Jahreshauptversammlung 2008
Der
Sportheim-Neubau war Diskussionsthema bei der Jahreshauptversammlung der
TSV-Fußballer. Die bei der Jahreshauptversammlung des TSV genannten Zahlen zur
Finanzierung seien nur eine grobe Schätzung.
Die bei
der TSV-Jahreshauptversammlung genannten Zahlen zur Finanzierung hätten keine
Fakten zur Grundlage, seien vielleicht eine grobe Schätzung, sagte Martin
Petermeier. Derzeit werde erst ein Konzept, «das Hand und Fuß haben wird»,
erstellt, dieses soll Grundlage für die Machbarkeit sein. Fakt sei außerdem,
dass seit vielen Jahren von den dringend benötigten Umkleidekabinen gesprochen
werde. Die Maßnahmen sollen baldmöglichst verwirklicht werden, forderte Petermeier.
Auch den
Arbeitsbeitrag thematisierte Petermeier. Es sei ein zu großer Aufwand, die
Beiträge exakt zu erfassen. Der Arbeitsbeitrag könne deswegen nicht erhoben
werden. Dem Antrag der Nichterhebung stimmten die Anwesenden zu.
Im
weiteren Verlauf der Jahreshauptversammlung erklärte sich Rüdiger Streck
bereit, den Posten des Zweiten Abteilungsleiters (vorher Andreas Hänsel) zu
übernehmen, während für den bisherigen Jugendleiter Stefan Farnbacher
zukünftig Andreas Hänsel diese Aufgabe übernehmen wird.
Zum
Sportlichen: Die erste Herren-Fußballmannschaft des TSV Neumarkt will heuer
einen guten Mittelplatz halten und in der Saison 2008/2009 um den Aufstieg
mitspielen. Die nachrückenden A-Jugendspieler sollen dies ermöglichen. Ferner
verweist die Abteilung darauf, dass alle Klassen von A bis F im Jugendbereich
besetzt seien und viele Nachwuchsmannschaften um vordere Tabellenplätze
mitspielten. Zehn Mannschaften mit etwa 160 fußballbegeisterten Spielern und
Spielerinnen, die von 13 Trainern betreut werden, absolvieren in dieser Saison
181 Punktspiele.
Abteilungsleiter
Petermeier wies auf die Zurückziehung der Damenmannschaft aus dem Spielbetrieb
hin, die wegen Spielermangels notwendig geworden wäre. Durchgeführt wurden
Stadtmeisterschaften und Hallenturniere, wobei das Franz-Ficker-Gedächtnis-
Turnier mit 25 Mannschaften zu den Höhepunkten zählte. Mit Beifall nahm die
Versammlung auf, dass der TSV Neumarkt wieder über vier neue Schiedsrichter
verfüge.
Jugendleiter
Stefan Farnbacher bezeichnete die Nachwuchsarbeit als
erfreulich. Etwa 600 Trainingseinheiten werden im Jahr für den Breitensport
Fußball durch die Betreuer in deren Freizeit geleistet. Untragbar bezeichnete Farnbacher die Situation, dass oftmals acht Mannschaften
die drei Umkleidekabinen gleichzeitig benutzen müssten. Er bat um Abhilfe.
Hermann
Mayerhofer trug den Bericht der Altherren- Mannschaft vor. Die Mannschaft
feierte das 40-jährige Bestehen seit der Wiedergründung.

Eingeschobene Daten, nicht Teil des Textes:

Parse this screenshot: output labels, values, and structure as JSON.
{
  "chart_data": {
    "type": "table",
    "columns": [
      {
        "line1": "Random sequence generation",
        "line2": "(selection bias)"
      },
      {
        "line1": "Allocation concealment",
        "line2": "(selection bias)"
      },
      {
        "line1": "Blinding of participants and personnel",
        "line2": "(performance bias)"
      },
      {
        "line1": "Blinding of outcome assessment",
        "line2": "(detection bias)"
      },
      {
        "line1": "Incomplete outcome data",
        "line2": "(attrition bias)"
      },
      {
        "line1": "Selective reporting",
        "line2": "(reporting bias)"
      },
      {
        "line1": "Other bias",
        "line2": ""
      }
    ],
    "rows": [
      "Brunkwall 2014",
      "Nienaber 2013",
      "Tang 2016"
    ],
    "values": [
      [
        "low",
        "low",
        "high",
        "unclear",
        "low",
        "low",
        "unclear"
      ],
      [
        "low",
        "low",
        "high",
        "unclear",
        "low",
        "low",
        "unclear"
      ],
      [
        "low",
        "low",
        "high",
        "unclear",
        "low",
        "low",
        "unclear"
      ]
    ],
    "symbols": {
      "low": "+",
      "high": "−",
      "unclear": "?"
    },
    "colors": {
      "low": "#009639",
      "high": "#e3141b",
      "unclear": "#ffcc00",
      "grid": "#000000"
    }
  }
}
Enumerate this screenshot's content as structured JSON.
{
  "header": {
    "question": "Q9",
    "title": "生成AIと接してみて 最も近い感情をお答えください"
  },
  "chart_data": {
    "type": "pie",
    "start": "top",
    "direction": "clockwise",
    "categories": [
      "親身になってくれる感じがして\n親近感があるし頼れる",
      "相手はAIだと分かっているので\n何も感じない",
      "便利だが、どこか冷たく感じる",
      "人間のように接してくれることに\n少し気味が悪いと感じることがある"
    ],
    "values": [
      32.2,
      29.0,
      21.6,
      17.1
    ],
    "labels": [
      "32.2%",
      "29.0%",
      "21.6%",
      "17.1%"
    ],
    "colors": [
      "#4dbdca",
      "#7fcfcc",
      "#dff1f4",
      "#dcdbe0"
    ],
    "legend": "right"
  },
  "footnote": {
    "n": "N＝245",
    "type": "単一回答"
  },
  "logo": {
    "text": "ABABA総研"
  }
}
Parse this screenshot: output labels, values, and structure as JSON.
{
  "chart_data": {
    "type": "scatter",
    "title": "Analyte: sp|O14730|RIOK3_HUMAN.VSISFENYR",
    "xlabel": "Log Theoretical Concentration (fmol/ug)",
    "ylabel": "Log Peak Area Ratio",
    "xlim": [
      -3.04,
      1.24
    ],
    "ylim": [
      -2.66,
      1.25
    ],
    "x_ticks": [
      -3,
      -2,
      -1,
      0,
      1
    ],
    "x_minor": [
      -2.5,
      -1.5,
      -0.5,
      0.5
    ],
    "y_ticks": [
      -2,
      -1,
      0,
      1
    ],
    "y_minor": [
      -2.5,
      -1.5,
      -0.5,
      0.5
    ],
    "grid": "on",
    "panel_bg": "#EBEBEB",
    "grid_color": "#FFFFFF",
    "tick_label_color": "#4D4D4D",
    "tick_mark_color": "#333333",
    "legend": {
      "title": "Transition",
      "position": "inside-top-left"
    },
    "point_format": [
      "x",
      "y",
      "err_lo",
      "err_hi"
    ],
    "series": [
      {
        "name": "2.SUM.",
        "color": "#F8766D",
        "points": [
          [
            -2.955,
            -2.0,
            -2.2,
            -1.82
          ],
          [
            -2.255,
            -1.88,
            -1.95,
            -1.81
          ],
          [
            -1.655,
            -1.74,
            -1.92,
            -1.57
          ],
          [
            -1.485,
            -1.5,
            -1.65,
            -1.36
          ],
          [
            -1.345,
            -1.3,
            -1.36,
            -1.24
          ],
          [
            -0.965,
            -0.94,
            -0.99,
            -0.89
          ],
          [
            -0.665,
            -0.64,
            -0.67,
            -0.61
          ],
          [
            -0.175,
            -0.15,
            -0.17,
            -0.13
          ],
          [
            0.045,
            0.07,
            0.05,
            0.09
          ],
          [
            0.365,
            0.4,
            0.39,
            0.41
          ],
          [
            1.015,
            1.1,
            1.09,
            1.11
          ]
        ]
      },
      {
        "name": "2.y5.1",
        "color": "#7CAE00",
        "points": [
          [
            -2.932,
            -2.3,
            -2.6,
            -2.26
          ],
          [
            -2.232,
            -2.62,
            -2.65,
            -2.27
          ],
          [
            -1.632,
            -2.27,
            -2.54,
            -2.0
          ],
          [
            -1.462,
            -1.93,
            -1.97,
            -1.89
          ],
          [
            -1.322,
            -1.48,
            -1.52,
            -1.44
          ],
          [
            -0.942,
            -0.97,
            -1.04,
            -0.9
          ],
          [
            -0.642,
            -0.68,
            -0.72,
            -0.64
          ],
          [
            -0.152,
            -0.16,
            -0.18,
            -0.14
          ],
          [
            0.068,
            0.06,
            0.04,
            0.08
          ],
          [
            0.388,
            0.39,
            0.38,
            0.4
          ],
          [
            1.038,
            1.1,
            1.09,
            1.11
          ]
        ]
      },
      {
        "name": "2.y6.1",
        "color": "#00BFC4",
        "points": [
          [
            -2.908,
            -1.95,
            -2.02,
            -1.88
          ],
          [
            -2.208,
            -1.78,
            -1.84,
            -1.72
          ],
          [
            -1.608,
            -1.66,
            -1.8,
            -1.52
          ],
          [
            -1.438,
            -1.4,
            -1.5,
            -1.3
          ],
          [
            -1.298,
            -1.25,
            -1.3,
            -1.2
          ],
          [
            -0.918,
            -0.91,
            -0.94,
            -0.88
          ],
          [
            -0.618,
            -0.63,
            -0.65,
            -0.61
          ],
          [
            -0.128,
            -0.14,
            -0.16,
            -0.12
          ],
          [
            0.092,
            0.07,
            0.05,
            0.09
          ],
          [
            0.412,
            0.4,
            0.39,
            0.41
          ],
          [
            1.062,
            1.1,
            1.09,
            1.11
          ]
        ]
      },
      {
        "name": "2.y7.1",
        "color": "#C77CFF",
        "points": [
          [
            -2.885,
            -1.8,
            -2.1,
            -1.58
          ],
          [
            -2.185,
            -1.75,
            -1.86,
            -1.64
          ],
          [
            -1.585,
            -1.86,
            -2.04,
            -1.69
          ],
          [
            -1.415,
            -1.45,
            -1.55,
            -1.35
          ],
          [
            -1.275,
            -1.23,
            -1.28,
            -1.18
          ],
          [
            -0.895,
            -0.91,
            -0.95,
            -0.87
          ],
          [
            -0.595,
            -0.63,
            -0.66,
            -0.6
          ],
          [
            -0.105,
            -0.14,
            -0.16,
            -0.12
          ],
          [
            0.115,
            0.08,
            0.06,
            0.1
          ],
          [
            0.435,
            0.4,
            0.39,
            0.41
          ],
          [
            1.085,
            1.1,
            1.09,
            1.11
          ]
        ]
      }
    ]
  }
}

29 Spieler wurden bei den 24 ausgetragenen Spielen eingesetzt. Den derzeitigen
Spielerkader nannte Mayerhofer als zu klein, er rief deswegen interessierte
Spieler dazu auf, sich der Altherren-Mannschaft des TSV anzuschließen.
TSV-Vorstand
Harry Eberl lobte die aktive Fußballabteilung, die im
weiten Umkreis den Verein und die Stadt repräsentiere. Er sprach auch die
veröffentlichte Finanzierung des Sportheimbaues an und erklärte, dass die
Wartezeit für die Auszahlung von Zuschuss und Darlehen durch den BLSV derzeit
etwa sechs bis acht Jahre dauere. Das bedeute, dass der TSV das Sportheim
vorfinanzieren müsse.
Bürgermeister
Erwin Baumgartner nannte beim Neubau des Sportheims eine Zusammenarbeit mit
Stadt, TSV und der Abteilung Fußball für die Konzepterarbeitung als
unerlässlich. Die Stadt unterstütze diese Maßnahme, wobei das fertige Konzept
in jedem Falle realisierbar, finanzierbar und damit auch bezahlbar sein müsse.